Giorgio: A Bridge to Somewhere
Wednesday, March 11, 2015
Only one other bridge played such a seminal role in the shaping of America and that was The Bridge at Concord, Massachusetts on the first day of the American Revolution.
It is a bit of historic irony, that the bridge which was named after Confederate Civil War General Edmund Pettus, who later was elected with Klan support to the U.S. Senate from Alabama should have taken such a prominent place in the history of the Civil Rights movement.
The news clips of that day served to first shock America, and then galvanize public opinion in favor of Civil Rights. Thousands upon thousands of white & Black Americans flocked to Selma, Alabama to finish the march that was so abruptly and brutally ended on Bloody Sunday.
Marchers from Worcester.
Among those many marchers were several people from Worcester, two of who I count among my friends. One is Carol Thompson a social worker and the other is Erwin “Dusty: Miller an Attorney at Bowditch & Dewey.
They showed courage beyond their years, 50 years ago. They did not know when they left Worcester, what the future would hold. Would they be beaten like so many others, or shot and killed like so many before them? I admire their personal courage and their commitment, as we all should.
The result of that march was the passage of the Voting Rights Act of 1965, which enforced voting rights for African Americans. Every President from Lyndon Johnson to George W. Bush extended the law. That is until today.
Republicans blocking voting rights.
The Republicans in Congress are blocking the reenactment of the extension of that law. What is even worse is that Republicans in State Houses across America are trying to roll back those rights. They are trying to force a voter identification law to solve a problem that doesn’t exist. They are engaged in an organized attempt at voter suppression across America affecting people of color. They have denied access to the voting booth across the south.
The party of Abraham Lincoln has become the party of disenfranchisement. The Republicans in Congress champion voting rights in third world nations but have difficulty championing it in their own districts.
President Obama in a speech at the foot of the Edmund Pettus Bridge sounded a call for an extension to the Voting Rights Act. He was introduced by Congressman John Lewis of Georgia, the leader of the Selma to Montgomery March and joined by President George W. Bush.
A speech for the ages.
Presidential historian Douglas Brinkley referred to the speech as Obama’s “I have a Dream Speech." Of course a reference to the speech given by the Rev. Dr. Martin Luther King. He further called it “A speech for the ages.”

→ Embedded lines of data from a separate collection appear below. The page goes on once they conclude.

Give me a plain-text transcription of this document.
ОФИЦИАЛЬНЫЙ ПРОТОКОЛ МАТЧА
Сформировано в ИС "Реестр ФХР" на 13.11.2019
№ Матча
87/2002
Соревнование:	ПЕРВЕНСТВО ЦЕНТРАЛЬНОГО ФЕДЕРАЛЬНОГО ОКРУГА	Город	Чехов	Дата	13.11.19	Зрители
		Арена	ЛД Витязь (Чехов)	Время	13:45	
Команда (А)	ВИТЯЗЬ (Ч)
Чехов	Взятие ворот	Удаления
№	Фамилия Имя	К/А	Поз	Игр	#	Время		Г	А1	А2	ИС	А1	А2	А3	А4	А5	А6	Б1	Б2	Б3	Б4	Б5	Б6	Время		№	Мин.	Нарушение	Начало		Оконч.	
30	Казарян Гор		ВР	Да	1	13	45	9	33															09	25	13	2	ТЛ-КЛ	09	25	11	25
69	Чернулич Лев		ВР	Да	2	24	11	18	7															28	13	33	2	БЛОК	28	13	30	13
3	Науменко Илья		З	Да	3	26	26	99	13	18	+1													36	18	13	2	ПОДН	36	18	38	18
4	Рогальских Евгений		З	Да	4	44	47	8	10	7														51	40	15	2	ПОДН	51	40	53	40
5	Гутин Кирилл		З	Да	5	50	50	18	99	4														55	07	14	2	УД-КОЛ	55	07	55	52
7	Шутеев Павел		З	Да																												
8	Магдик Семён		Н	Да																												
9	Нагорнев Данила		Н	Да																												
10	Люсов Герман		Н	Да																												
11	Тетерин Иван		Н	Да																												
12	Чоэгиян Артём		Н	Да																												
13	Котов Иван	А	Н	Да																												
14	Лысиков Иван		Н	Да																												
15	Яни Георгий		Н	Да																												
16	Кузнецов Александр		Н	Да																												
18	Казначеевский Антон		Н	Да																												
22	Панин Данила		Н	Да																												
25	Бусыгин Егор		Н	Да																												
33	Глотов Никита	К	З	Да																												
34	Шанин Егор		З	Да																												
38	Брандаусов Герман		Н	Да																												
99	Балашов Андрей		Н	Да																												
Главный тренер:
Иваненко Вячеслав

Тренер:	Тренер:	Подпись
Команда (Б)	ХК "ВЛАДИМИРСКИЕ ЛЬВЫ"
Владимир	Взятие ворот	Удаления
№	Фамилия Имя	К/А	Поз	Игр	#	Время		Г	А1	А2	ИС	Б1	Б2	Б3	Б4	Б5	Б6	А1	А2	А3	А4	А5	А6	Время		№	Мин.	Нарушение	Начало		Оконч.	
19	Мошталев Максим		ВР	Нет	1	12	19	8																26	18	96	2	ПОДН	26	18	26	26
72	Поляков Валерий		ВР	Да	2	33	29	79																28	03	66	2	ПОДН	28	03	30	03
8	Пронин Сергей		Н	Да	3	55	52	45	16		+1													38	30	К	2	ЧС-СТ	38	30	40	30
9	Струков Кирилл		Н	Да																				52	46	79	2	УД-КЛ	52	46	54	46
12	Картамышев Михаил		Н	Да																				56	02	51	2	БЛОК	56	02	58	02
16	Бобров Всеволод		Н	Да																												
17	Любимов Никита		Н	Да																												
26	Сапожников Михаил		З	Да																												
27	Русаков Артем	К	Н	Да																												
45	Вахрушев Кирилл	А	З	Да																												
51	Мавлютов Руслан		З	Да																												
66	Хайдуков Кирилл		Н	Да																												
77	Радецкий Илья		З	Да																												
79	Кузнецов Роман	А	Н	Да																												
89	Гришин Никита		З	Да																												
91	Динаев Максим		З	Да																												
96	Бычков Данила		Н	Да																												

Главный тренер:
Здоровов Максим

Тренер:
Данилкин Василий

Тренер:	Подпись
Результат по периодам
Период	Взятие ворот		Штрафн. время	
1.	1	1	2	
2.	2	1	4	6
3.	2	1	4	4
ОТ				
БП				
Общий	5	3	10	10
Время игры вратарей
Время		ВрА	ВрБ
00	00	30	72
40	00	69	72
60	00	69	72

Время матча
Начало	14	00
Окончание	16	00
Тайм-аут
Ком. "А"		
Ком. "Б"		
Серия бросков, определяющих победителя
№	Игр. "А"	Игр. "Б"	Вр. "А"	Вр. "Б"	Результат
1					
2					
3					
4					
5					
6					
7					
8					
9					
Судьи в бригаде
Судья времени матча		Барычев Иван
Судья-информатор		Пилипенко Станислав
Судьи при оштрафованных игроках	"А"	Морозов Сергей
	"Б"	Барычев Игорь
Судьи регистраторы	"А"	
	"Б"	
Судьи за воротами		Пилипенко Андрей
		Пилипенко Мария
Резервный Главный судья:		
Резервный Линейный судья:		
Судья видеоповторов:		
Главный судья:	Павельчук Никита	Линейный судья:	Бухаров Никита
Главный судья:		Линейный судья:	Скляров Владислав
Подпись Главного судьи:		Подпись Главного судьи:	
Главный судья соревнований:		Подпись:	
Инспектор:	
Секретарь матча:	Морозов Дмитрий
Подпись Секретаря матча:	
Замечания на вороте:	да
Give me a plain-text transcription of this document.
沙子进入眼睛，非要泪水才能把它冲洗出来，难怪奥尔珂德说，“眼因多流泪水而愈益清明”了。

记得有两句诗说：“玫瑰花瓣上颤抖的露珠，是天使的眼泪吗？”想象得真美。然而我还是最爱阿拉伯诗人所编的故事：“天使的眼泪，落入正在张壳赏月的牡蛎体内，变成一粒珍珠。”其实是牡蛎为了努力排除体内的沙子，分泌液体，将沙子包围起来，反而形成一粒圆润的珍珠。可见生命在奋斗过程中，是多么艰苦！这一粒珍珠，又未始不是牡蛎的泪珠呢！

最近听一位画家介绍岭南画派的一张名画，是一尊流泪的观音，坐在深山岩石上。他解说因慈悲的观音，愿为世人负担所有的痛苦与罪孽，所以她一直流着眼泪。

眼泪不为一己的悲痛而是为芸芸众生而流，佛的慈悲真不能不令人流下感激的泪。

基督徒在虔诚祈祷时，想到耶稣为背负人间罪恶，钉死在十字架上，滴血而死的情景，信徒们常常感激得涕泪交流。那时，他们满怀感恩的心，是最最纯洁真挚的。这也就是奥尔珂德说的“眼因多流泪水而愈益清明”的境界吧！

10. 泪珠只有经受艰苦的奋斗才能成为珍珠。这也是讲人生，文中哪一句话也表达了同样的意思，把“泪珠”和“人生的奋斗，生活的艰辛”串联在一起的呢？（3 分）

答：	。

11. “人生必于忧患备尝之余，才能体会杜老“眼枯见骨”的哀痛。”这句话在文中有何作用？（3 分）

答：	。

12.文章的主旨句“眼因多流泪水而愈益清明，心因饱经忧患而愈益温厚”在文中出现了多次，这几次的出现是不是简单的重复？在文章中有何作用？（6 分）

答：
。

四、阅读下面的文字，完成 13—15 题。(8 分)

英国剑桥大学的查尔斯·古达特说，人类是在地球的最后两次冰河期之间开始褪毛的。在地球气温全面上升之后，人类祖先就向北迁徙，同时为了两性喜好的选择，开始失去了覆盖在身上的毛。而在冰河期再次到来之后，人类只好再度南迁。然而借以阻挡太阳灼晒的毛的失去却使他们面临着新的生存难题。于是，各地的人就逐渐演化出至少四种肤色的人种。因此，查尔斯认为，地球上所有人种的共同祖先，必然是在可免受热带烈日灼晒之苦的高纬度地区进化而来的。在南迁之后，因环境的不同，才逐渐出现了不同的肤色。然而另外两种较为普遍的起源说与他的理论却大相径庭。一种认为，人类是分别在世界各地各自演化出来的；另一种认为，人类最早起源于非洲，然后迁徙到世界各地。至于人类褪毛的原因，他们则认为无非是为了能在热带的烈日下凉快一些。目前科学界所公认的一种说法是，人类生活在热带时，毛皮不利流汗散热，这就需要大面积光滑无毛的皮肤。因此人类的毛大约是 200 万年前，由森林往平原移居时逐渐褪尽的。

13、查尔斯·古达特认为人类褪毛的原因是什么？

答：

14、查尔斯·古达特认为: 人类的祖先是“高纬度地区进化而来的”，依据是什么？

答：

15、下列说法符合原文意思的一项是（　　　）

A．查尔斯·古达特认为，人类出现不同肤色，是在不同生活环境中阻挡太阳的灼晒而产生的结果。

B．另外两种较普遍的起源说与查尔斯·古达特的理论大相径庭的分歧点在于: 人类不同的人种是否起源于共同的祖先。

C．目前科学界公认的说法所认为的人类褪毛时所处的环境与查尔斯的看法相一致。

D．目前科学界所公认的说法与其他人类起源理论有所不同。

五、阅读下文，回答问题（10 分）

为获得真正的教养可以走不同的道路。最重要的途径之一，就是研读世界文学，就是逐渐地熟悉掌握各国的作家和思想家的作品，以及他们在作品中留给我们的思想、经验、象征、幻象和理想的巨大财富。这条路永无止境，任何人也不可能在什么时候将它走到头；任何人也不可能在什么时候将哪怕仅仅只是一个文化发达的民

The speech was beautiful in its prose and magnificent in its meaning. The President called upon all American’s to join the fight for voting rights that began 50 years ago in Selma and was sanctified by the blood and bone on Bloody Sunday.
It is time to extend the law. It is time that Republicans stop blocking the voting rights of minority Americans. It is time for inclusion. It is time to move America forward once again into a leadership role for freedom.